After a solid 11-3 mark in the regular season, Kondos Field’s gymnasts went full steam ahead in the postseason, first clinching the team’s 15th Pac-10 title in March, then an 18th regional championship in early April before bursting onto the scene at the NCAA Championship in Gainesville, Fla.
After scoring 196.875 in the afternoon session of the preliminaries to advance into the Super Six, the Bruins simply dominated in the finals, scoring 197.725 en route to the team’s sixth NCAA title.
For Kondos Field, it was an exhilarating end to what she called a “dream season.”
“When our last girl finished her last pass on floor, our team went crazy and started sobbing and the whole bit,” she said.
“And later on that night, I had asked some of the girls, “˜Was it at that moment that you knew that we had won the championship?'”
“They looked at me and said, “˜We didn’t know if we were first or last. All we knew was that we had done what we had committed to do. We had great confidence and competed with competitive greatness.'”
“That just made me so proud that they were able to hold on to their commitment of just focusing on what they had control over.”
But if championship No. 105 was of the dreamy kind for UCLA, deja vu would strike two months later.
Then entering her fourth year at the helm, softball coach Kelly Inouye-Perez knew all about winning championships. After all, she had, prior to June, won six of them, three as a player and three as an assistant coach.
“From the very beginning, I had stated that our strength was our depth,” she said.
“And throughout the season, our depth was tested. We had some highs, we had some lows, but our vision was a strong culture, meaning the team cohesion was the focus.
“The entire year, it wasn’t about the success or the scoreboard. It was about being able to continue to compete, even after (the opposition) threw a punch.”
And respond the Bruins did.
Despite nagging injuries to key players the likes of center fielder Katie Schroeder and pitcher Megan Langenfeld, UCLA made its way to the Women’s College World Series in Oklahoma City, the grandest stage in college softball.

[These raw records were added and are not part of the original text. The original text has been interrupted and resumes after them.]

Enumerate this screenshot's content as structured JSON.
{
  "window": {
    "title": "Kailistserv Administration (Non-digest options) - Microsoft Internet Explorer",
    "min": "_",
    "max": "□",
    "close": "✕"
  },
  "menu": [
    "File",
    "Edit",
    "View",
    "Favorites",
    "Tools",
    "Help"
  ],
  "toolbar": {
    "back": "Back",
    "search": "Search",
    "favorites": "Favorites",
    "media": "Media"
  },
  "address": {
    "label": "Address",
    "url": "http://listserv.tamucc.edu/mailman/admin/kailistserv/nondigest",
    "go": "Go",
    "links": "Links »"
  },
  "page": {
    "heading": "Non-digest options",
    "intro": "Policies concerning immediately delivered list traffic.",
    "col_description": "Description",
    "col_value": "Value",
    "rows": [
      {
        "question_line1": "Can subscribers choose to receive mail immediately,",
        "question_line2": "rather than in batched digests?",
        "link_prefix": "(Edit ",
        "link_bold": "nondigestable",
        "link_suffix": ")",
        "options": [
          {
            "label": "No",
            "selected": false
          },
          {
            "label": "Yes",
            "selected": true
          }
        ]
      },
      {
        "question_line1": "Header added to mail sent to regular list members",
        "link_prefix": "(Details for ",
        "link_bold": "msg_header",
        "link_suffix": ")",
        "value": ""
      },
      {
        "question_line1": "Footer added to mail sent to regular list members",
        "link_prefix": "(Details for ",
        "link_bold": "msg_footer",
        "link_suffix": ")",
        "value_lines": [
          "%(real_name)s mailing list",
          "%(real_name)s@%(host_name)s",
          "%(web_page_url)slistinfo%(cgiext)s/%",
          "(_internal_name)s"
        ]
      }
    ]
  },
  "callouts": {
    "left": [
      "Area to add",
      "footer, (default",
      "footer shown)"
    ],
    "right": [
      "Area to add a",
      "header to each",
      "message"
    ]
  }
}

From that point on, the Bruins mustered up a series of performances for the ages, ultimately defeating rival Arizona in two games in the best-of-three finals of the World Series to bring home title 106.
“As a team, we were so focused and so in the moment that it was truly an experience that will last a lifetime,” Inouye-Perez said.
It was indeed a wondrous season for a team historically known as the top dog in the realm of softball. But such a standing is only a microcosm of the grandeur that is UCLA athletics.
And now, with the college year just getting under way, No. 107 awaits.